What a restore loses is bounded by the export interval (default 5m): shard registrations, cluster→shard bindings, and domain assignments committed since the snapshot. All three self-heal — shards re-register on their next heartbeat, and an unbound cluster re-binds on first contact — but a re-bind may land on a different shard than the lost binding, so machines owned by the original shard are reclaimed as unattributed rather than recognised. Static stability bounds the blast radius: shards and clusters keep running through the entire outage and restore; only new cross-shard placement decisions wait.

Consequences

  • The 3-replica chart actually forms a 3-voter cluster, kills a leader, and keeps committing (pinned by TestCoordinator_ThreeNodeQuorum_JoinAndFailover).

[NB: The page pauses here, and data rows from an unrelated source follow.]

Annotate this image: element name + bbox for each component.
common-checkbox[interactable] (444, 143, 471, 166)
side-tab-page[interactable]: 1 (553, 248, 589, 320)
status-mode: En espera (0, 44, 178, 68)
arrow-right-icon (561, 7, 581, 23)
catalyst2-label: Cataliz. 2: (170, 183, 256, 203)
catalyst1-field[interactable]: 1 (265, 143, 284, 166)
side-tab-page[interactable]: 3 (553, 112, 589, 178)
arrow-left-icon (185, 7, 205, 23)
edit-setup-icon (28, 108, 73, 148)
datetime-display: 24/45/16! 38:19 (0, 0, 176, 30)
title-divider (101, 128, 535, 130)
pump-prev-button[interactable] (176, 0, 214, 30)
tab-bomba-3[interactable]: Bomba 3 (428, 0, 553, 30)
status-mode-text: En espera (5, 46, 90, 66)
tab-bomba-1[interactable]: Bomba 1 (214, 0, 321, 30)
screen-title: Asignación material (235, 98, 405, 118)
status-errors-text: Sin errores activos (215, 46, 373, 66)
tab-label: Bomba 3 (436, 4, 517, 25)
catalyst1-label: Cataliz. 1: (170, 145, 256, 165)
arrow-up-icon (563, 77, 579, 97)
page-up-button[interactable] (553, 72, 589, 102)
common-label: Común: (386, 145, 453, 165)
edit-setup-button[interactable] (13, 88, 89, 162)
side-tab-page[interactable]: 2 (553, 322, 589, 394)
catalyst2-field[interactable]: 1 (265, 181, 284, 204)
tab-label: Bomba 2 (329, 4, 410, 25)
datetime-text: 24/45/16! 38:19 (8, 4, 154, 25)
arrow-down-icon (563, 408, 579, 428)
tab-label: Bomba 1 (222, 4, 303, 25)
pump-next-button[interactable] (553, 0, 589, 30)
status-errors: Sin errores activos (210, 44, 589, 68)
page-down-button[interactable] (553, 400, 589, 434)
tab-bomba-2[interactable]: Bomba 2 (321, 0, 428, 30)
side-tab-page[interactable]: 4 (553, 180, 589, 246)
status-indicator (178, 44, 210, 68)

  • coordinator.bootstrap=true is now safe to leave set for the life of the install; the old “flip to false after first install” ceremony is gone.
  • Known footgun, accepted: if ordinal 0 alone loses its PVC while 1 and 2 keep theirs, ordinal 0 sees no existing state and mints a fresh single-node cluster — the standard hazard of this pattern. The old cluster (1, 2) retains quorum and keeps working; the recovery is to wipe ordinal 0’s data dir again and let it join via the leader, not to restore. Documented in the DR runbook.
  • The join RPC widens the unauthenticated admin surface by one membership-changing call until M74 lands. Same posture as RemoveShard, which could already evict state.